Neural-Network based Grapheme to Phoneme conversion

Ivelin Stoianov (Rijksuniversiteit Groningen)
John Nerbonne (Rijksuniversiteit Groningen)


The problem of converting graphemes to phonemes is a part of the bigger,
text to speech conversion problem and it is solved traditionally with
rule-based approaches. An alternative that is being explored in the past
few years is to train neural networks (NNs) to convert sequences of
letters into sequences of phonemes for a given language. The first known
connectionist implementation of this task - the NETtalk model (Sejnowski
& Rosenberg 1987) - uses the static Multilayer Perceptron and encodes
with a shifting window, the context that the system needs in order to
compute the correspondent phoneme(s). Other reported systems employed
also the Multilayer Perceptron, but with different encoding schemes
(e.g., Seidenberg & McClelland, 1989). Most of the following
connectionist research continued using the MLP (e.g., Plaut, McClelland,
Seidenberg and Patterson, 1996; Zorzi & Houghton, 1998), until recently
(Stoianov, Stowe & Nerbonne, 1999), where another NN model - the Simple
Recurrent Networks (SRNs) - was used to map the orthographical to
phonological representations of 6100 monosyllabic words. The important
difference between those two NNs is that the latter one is dynamic and
keeps the information about the past events in its internal,
distributively represented memory. This enables the SRNs to learn
properly the sequential mapping from text to phonemes by observing and
producing single graphemes / phonemes only.

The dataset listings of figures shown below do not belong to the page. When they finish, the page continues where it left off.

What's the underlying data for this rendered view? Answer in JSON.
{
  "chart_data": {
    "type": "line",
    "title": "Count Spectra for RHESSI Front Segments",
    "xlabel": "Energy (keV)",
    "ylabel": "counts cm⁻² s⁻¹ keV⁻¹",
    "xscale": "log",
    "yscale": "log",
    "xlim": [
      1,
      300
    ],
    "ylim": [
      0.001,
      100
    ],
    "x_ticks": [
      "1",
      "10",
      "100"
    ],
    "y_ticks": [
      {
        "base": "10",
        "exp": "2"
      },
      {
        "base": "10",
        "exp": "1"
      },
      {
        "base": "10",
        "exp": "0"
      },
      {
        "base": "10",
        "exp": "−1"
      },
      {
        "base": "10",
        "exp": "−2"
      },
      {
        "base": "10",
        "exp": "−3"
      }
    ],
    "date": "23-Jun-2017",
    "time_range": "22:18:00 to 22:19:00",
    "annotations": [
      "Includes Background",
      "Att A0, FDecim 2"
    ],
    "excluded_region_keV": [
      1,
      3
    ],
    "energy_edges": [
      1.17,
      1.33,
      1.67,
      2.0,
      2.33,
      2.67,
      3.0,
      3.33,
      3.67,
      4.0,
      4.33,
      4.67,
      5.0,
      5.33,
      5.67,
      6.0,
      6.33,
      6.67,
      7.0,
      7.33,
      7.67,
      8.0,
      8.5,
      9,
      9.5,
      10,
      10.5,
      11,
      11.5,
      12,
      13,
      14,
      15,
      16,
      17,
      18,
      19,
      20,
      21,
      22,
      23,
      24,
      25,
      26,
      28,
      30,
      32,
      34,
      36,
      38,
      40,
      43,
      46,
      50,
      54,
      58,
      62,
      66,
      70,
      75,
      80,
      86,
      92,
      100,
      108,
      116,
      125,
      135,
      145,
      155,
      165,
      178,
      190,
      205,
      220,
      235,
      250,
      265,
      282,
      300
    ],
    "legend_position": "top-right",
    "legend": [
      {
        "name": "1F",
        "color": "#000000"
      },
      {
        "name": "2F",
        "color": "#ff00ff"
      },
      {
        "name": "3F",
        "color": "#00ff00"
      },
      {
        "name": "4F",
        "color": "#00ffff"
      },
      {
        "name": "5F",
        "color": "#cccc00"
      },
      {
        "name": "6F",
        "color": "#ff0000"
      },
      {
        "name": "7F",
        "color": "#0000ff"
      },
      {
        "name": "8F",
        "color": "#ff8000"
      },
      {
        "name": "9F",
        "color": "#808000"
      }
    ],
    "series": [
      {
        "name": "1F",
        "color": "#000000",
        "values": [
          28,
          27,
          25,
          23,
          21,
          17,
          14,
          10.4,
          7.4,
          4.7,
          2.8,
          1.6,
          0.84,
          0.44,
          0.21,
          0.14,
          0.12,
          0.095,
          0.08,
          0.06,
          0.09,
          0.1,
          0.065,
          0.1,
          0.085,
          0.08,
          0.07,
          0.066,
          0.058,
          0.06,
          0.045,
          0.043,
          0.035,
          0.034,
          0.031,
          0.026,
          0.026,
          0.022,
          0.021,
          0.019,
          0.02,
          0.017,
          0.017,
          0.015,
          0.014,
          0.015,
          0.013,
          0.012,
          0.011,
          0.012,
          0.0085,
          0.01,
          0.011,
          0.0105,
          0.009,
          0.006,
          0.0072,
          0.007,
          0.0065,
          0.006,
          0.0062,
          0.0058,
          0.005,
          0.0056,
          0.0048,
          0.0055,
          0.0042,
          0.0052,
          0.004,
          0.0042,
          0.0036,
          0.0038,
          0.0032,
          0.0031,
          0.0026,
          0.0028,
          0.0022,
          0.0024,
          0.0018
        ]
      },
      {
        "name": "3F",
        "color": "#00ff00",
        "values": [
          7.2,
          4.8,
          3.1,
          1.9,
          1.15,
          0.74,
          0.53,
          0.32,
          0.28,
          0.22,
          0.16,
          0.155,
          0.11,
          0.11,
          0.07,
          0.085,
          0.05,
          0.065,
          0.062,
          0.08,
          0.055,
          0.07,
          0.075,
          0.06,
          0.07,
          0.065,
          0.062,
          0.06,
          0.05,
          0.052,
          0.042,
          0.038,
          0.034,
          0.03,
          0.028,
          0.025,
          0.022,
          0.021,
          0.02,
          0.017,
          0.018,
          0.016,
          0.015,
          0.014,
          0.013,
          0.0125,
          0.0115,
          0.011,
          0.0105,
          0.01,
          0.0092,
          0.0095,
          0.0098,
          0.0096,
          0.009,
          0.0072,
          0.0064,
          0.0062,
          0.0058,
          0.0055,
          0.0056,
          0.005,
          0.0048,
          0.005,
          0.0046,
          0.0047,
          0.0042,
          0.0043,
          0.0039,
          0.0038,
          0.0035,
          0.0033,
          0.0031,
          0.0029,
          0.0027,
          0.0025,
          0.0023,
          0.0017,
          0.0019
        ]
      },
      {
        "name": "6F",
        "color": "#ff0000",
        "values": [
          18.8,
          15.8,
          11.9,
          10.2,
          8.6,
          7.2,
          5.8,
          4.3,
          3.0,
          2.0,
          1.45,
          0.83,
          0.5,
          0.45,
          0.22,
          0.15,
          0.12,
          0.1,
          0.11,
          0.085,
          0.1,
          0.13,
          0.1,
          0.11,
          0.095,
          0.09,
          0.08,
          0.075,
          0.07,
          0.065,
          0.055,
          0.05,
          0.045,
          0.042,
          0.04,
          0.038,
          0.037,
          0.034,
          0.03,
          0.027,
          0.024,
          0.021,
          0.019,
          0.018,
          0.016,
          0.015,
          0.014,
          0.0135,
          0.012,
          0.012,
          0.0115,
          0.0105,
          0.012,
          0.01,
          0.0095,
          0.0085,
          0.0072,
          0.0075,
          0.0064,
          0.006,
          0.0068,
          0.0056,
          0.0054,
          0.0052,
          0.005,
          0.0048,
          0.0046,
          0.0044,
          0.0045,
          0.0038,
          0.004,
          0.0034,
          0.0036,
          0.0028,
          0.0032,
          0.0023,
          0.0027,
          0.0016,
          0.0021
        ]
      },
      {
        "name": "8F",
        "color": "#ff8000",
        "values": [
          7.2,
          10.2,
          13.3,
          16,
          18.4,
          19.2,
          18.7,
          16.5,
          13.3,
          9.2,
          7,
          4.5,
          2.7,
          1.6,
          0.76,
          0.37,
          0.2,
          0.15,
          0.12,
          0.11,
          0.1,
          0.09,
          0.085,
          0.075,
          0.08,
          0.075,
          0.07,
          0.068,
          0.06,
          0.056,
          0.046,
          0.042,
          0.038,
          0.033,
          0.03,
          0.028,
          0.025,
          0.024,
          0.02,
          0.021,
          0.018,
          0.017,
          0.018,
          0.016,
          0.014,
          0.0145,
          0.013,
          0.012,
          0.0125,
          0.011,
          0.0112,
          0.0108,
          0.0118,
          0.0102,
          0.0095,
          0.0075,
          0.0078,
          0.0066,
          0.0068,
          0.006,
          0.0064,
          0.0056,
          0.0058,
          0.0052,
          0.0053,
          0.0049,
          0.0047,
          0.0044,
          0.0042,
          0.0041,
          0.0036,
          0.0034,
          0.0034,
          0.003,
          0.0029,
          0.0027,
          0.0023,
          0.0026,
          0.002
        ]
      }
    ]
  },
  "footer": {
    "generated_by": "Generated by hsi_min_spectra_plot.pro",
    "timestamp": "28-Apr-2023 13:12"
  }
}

In the current report, we present further exploration of the the SRN capacity to learn such a complex mapping, by using feature-based grapheme and phoneme representations. This encoding provides a background knowledge to the neural network about the similarities across the phonemes and graphemes and makes the learning easier, as opposed to the orthogonal encoding in (Stoianov, Stowe and Nerbonne, 1999), where every phoneme is encoded with one output neuron. With feature based encoding, NNs with four times fewer parameters learned the same task, which means four times faster training. Also, this opened the possibility to learn larger corpora consisting of polysyllabic words.

In the presentation, more details about the model will be provided and the performance of the model will be compared to the performance of other methods.